From health and safety orders, to information on applying for pandemic-related relief funds, Evers saw a way to help local nonprofits and organizations like her high school reach a larger community through free translation services.
“If you can’t get information to people, you have a disconnection there,” Evers says. “When that gets into medical information, it can be frankly life-altering if you cannot get or understand the information.”
Evers says that statistics on how the coronavirus disproportionately impacts non-English speaking communities in Marin County were an eye-opening inspiration for the nonprofit.
She also points to statistics—such as the fact that more than 20 percent of the U.S. population identified as non-English proficient on the latest Census—to highlight the widespread need for these translations.

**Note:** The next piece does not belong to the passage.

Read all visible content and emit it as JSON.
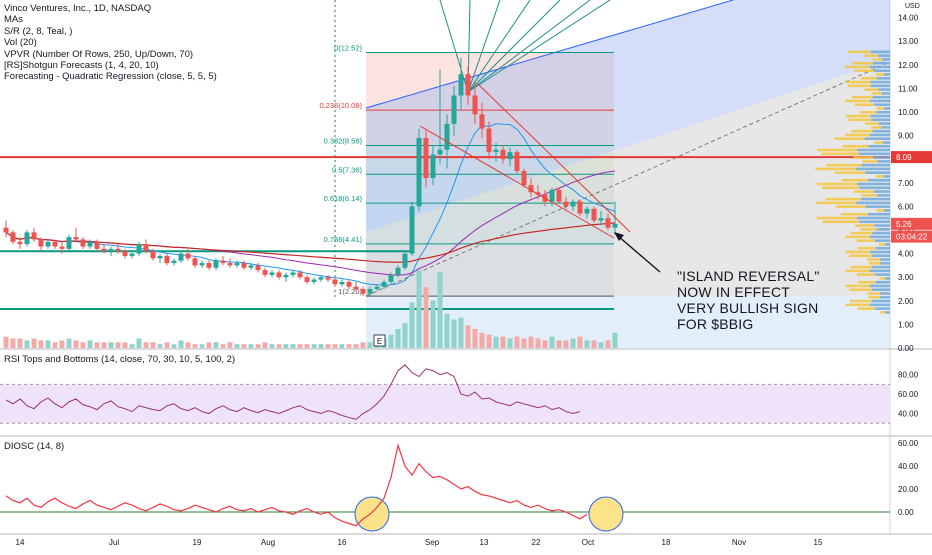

When Evers initially reached out to other students at the Branson School in Ross—where she is a senior—about joining Translation Station, she received overwhelming support and more than a dozen volunteers. So far, those volunteers have translated the school’s websites, emails, school magazines and other resources into Spanish.
“We’ve been working closely with a lot of administrators, in particular the Diversity, Equity & Inclusion Office and the Admissions Office, which has embraced this opportunity,” Evers says. “The goal is to expand that into other local nonprofits.”
On its website, Translation Station has a form that interested organizations can fill out to detail their specific needs. Evers is also compiling a list of other local nonprofits that she will reach out to in the next year, and she adds that she wants to expand Translation Station’s presence into other Marin County schools.
“A lot of high schools in the Bay Area do have at least one language class that is offered at the school,” Evers says. “[We] can allow these students to engage with their local communities and develop their language skills and communication skills with communities of different backgrounds.”